Gary has stalled a bit, in a way that is pleasantly, frighteningly familiar. He and his best friend never moved from their hometown, he lives in the same house he grew up in, and he’s been dating the same girl for most of his life. None of these things are wrong or bad, of course, but all together they mean that nothing has ever changed for Gary and so neither has he. It’s all reached a crisis point after the death of his father, and now he, and everyone around him, is getting dissatisfied. Gary’s mother has given all the money they had to a Christian doomsday cult and is convinced the world is about to end, his girlfriend Megan is thinking of leaving to join the marines, and his best friend Dave is becoming depressed. Not the stuff of legend, but your problems are important when they’re your own, which is what makes Legendary Gary so good.

Legendary Gary screens

During the day you navigate Gary through life: special tasks set for him by his boss at his job at a supermarket, difficult conversations with his friends and family, and tending to the flowerbed outside, all of which can be varingly emotionally touching, upsetting, or calmingly routine, especially because the writing is so realistic. Every evening Gary plays a fantasy game called Legend of the Spear, and you quickly realise that the two run in parallel. Characters and locations have dominant colours and behaviours that are reflected by the dominant colours and behaviours in the game. Gary’s mother, for example, is turquoise, grey and white, and keeps talking about how everything will be fine because God will fix it and everything happens by his design.

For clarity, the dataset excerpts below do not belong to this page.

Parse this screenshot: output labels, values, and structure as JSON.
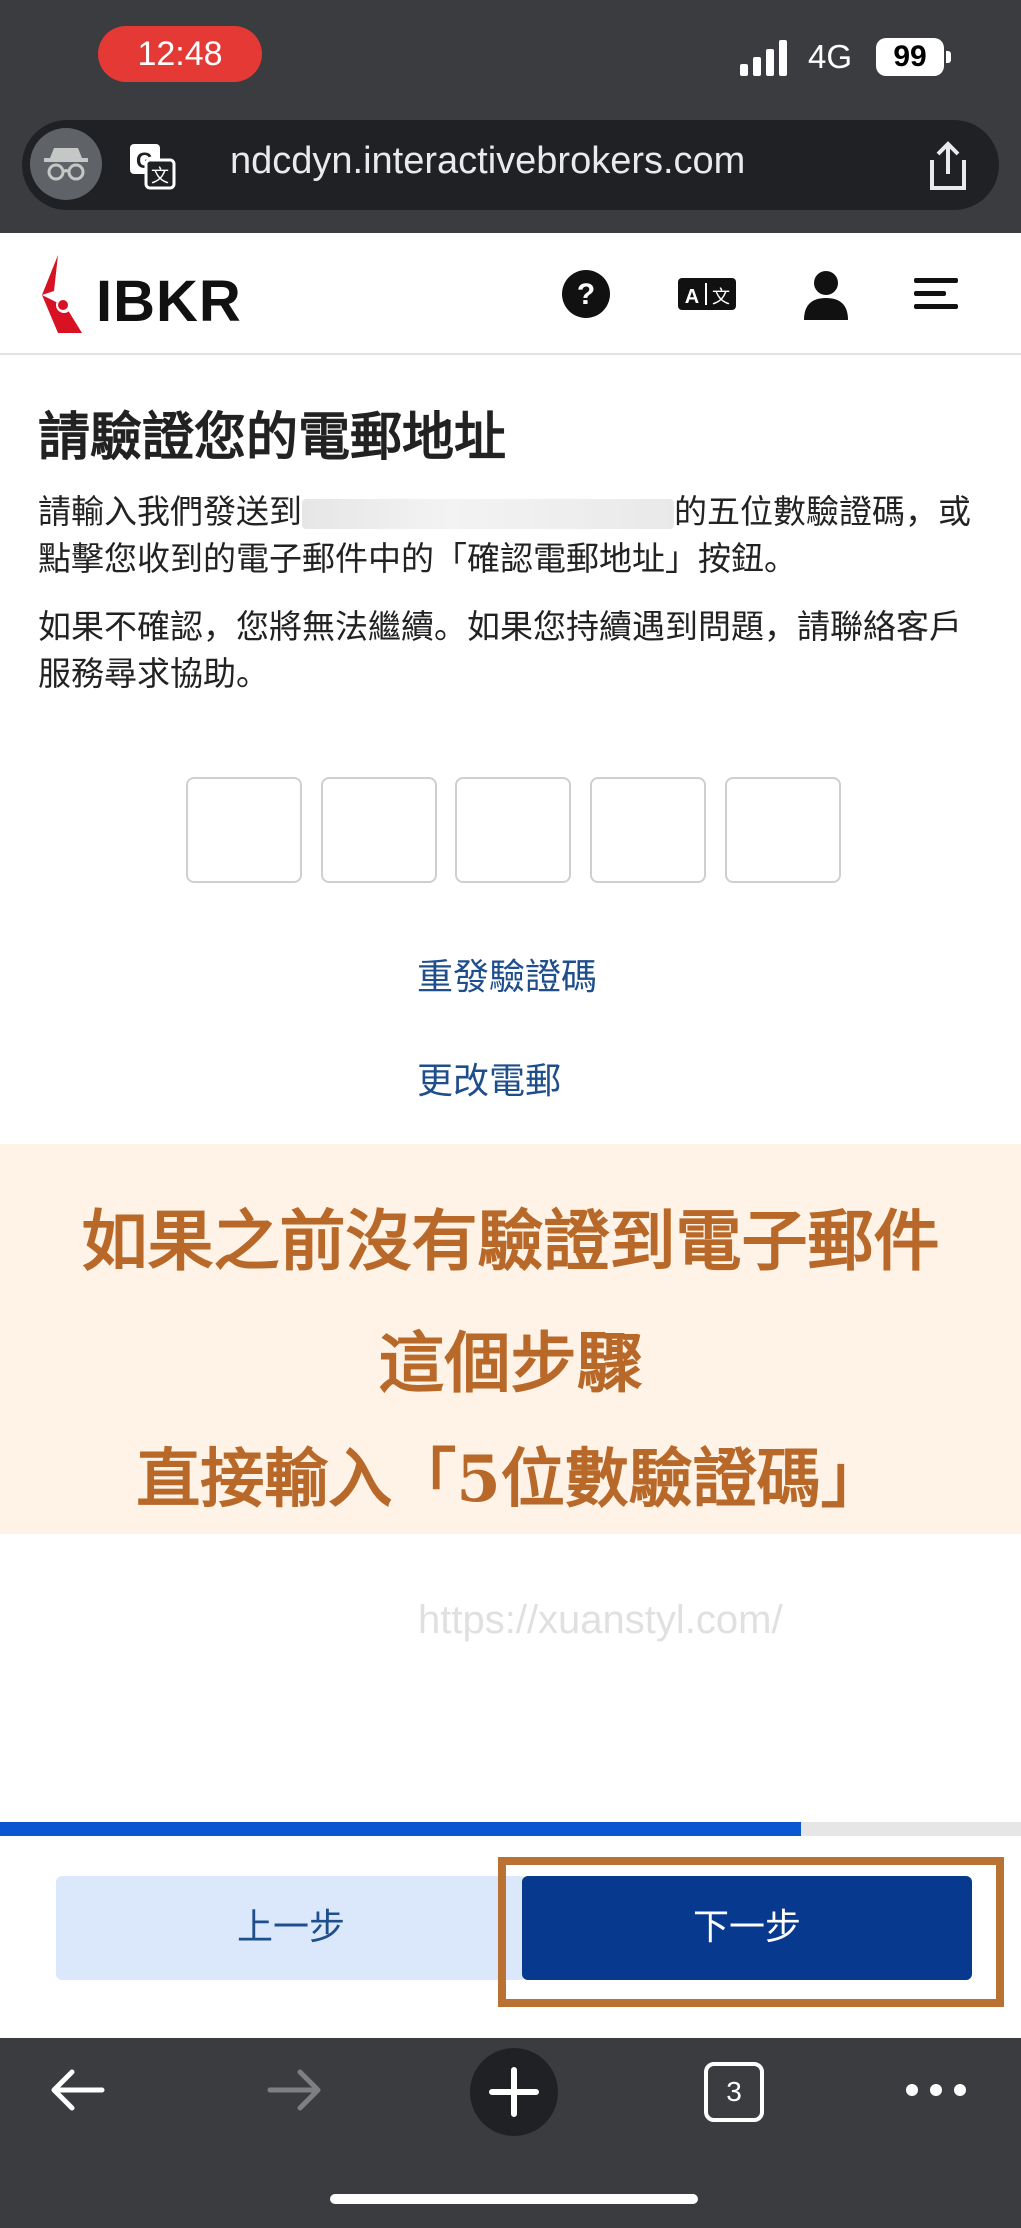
{
  "status_bar": {
    "time": "12:48",
    "network": "4G",
    "battery": "99"
  },
  "browser": {
    "url": "ndcdyn.interactivebrokers.com",
    "tab_count": "3"
  },
  "site": {
    "logo_text": "IBKR"
  },
  "page": {
    "title": "請驗證您的電郵地址",
    "instruction_prefix": "請輸入我們發送到",
    "instruction_suffix": "的五位數驗證碼，或",
    "instruction_line2": "點擊您收到的電子郵件中的「確認電郵地址」按鈕。",
    "warning_line1": "如果不確認，您將無法繼續。如果您持續遇到問題，請聯絡客戶",
    "warning_line2": "服務尋求協助。",
    "resend_link": "重發驗證碼",
    "change_email_link": "更改電郵"
  },
  "banner": {
    "line1": "如果之前沒有驗證到電子郵件",
    "line2": "這個步驟",
    "line3": "直接輸入「5位數驗證碼」"
  },
  "watermark": "https://xuanstyl.com/",
  "progress": {
    "fraction": 0.785
  },
  "buttons": {
    "prev": "上一步",
    "next": "下一步"
  },
  "colors": {
    "primary": "#073a8f",
    "link": "#1f4e8c",
    "accent": "#b97234",
    "banner_bg": "#fef3e6",
    "progress": "#0b57d0"
  }
}
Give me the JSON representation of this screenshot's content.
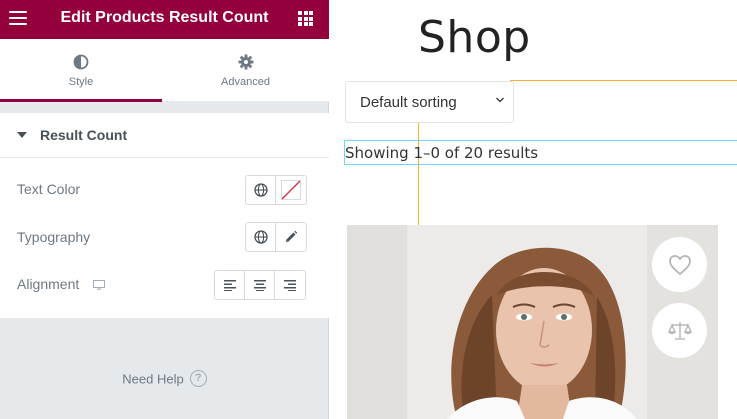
{
  "editor": {
    "title": "Edit Products Result Count",
    "menu_icon": "hamburger-icon",
    "apps_icon": "grid-icon",
    "tabs": [
      {
        "label": "Style",
        "icon": "contrast-icon",
        "active": true
      },
      {
        "label": "Advanced",
        "icon": "gear-icon",
        "active": false
      }
    ],
    "section": {
      "title": "Result Count",
      "expanded": true
    },
    "controls": {
      "text_color": "Text Color",
      "typography": "Typography",
      "alignment": "Alignment"
    },
    "help_label": "Need Help",
    "accent_color": "#93003c"
  },
  "preview": {
    "page_title": "Shop",
    "sorting": {
      "selected": "Default sorting"
    },
    "result_count": "Showing 1–0 of 20 results",
    "product_actions": [
      "heart-icon",
      "compare-icon"
    ]
  }
}
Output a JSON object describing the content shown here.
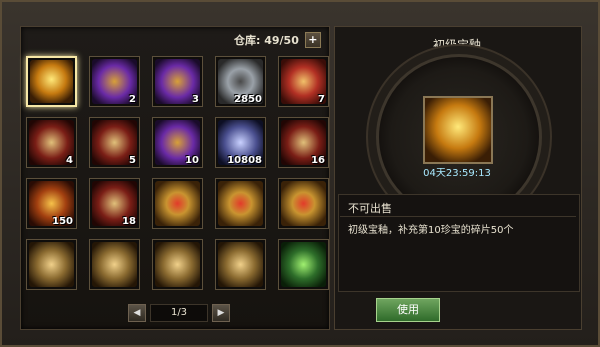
{
  "warehouse": {
    "label": "仓库: 49/50"
  },
  "grid": {
    "slots": [
      {
        "name": "golden-treasure-box",
        "count": "",
        "art": "art-gold",
        "selected": true
      },
      {
        "name": "gold-bars",
        "count": "2",
        "art": "art-purple"
      },
      {
        "name": "gold-pouch",
        "count": "3",
        "art": "art-purple"
      },
      {
        "name": "iron-ingots",
        "count": "2850",
        "art": "art-silver"
      },
      {
        "name": "red-shield",
        "count": "7",
        "art": "art-red"
      },
      {
        "name": "boots",
        "count": "4",
        "art": "art-darkred"
      },
      {
        "name": "armor-green",
        "count": "5",
        "art": "art-darkred"
      },
      {
        "name": "armor-gold",
        "count": "10",
        "art": "art-purple"
      },
      {
        "name": "blue-crystal",
        "count": "10808",
        "art": "art-blue"
      },
      {
        "name": "red-gift",
        "count": "16",
        "art": "art-darkred"
      },
      {
        "name": "red-armor",
        "count": "150",
        "art": "art-orange"
      },
      {
        "name": "dark-armor",
        "count": "18",
        "art": "art-darkred"
      },
      {
        "name": "gold-armor-1",
        "count": "",
        "art": "art-goldarmor"
      },
      {
        "name": "gold-armor-2",
        "count": "",
        "art": "art-goldarmor"
      },
      {
        "name": "gold-medallion",
        "count": "",
        "art": "art-goldarmor"
      },
      {
        "name": "green-armor",
        "count": "",
        "art": "art-tan"
      },
      {
        "name": "gold-armor-3",
        "count": "",
        "art": "art-tan"
      },
      {
        "name": "gold-armor-4",
        "count": "",
        "art": "art-tan"
      },
      {
        "name": "gold-armor-5",
        "count": "",
        "art": "art-tan"
      },
      {
        "name": "green-gem-armor",
        "count": "",
        "art": "art-green"
      }
    ]
  },
  "pager": {
    "page": "1/3"
  },
  "detail": {
    "title": "初级宝釉",
    "timer": "04天23:59:13",
    "no_sell": "不可出售",
    "desc": "初级宝釉，补充第10珍宝的碎片50个",
    "use_label": "使用"
  },
  "icons": {
    "plus": "+",
    "prev": "◀",
    "next": "▶"
  }
}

In Legend of the Spear she’s represented by Agridge, who has the same colouring and insists that nothing happens without the King’s choice, and they just have to find the King and he’ll fix everything. Gary is Winkali, the protagonist: strong, sure of himself, noble and unselfish (i.e not Gary’s current state). Figuring out which characters are which, and why, is both satisfying and relatable. Gary is sometimes selfish, but he’s not trying to be; his mother is frustratingly vague, but she loves him; Dave makes jokes about fucking Gary’s mum, and is, unsurprisingly, paralysingly afraid of responsibility. Gary’s coworkers are tired and sad, and his manager is mean. Your emotions will twinge in unexpected places.

The two halves of the game (both hand-drawn in a lovely and detailed but still slightly cartoony way, appropriate to Gary’s stereotypical slacker lifestyle) become increasingly tangled, and Legendary Gary, a game that’s a game within a game, is very smart about it. Answers to puzzles posed by in-game characters are found in Gary’s real life. Seedling flowers that are awarded for success in Legend of the Spear appear in Gary’s garden, and if they bloom Winkali and his companions get more powers in combat back in the game.

Legendary Gary screens

The combat is turn based, with everyone on the grid moving simultaneously for each turn. You can get a preview of what everyone will do that turn, and try out different actions –attack, move, block – based on how that will affect the round and whether, say, your enemies are about to pause to regain stamina or launch a fireball across the board. Because you can rewind your last round or try the whole fight again, it’s not so much combat as it is a puzzle dressed up as a fight, like if all the pieces in a game of chess were dressed as weird fantasy monsters. For the most part it’s fun, and not too taxing, though some of the very end-game fights become a frustrating exercise in trial and error.

As the game begins to sync up with Gary’s life more and more, he must make decisions that impact he and his friends’ lives. He has to get people fired at work, decide what to do about his relationship with Megan, and help his nephew decide how to approach an estranged father. These all add up to giving Gary points of Motivation, and he must have enough of it to answer one final question that Legend of the Spear poses to him.

Legendary Gary is a small game with a small team. A one person team, with the only thing that the dev Evan Rogers (who previously worked on What Remains of Edith Finch and The Last of Us) didn’t create for the game himself being the soundtrack – which you can listen to a lot of here. And as the work of one person it’s impressive. It’s weird and cool and utterly, genuinely unique, in lots of ways, and even more impressive for how accomplished the different aspects of it are, from the art to the dialogue. You can see why the very end of the story might seem unsatisfying, but it’s really about Gary realising what’s important. Because the game doesn’t change Gary’s life anywhere near as much as Gary’s life changes the game. We can’t always escape.

Developer: Evan Rogers

Publisher: Evan Rogers

Available on: PC

Release Date: February 20, 2018

verdict

You can see why the very end of the story might seem unsatisfying, but it's really about Gary realising what's important. Because the game doesn't change Gary's life anywhere near as much as Gary's life changes the game. We can't always escape.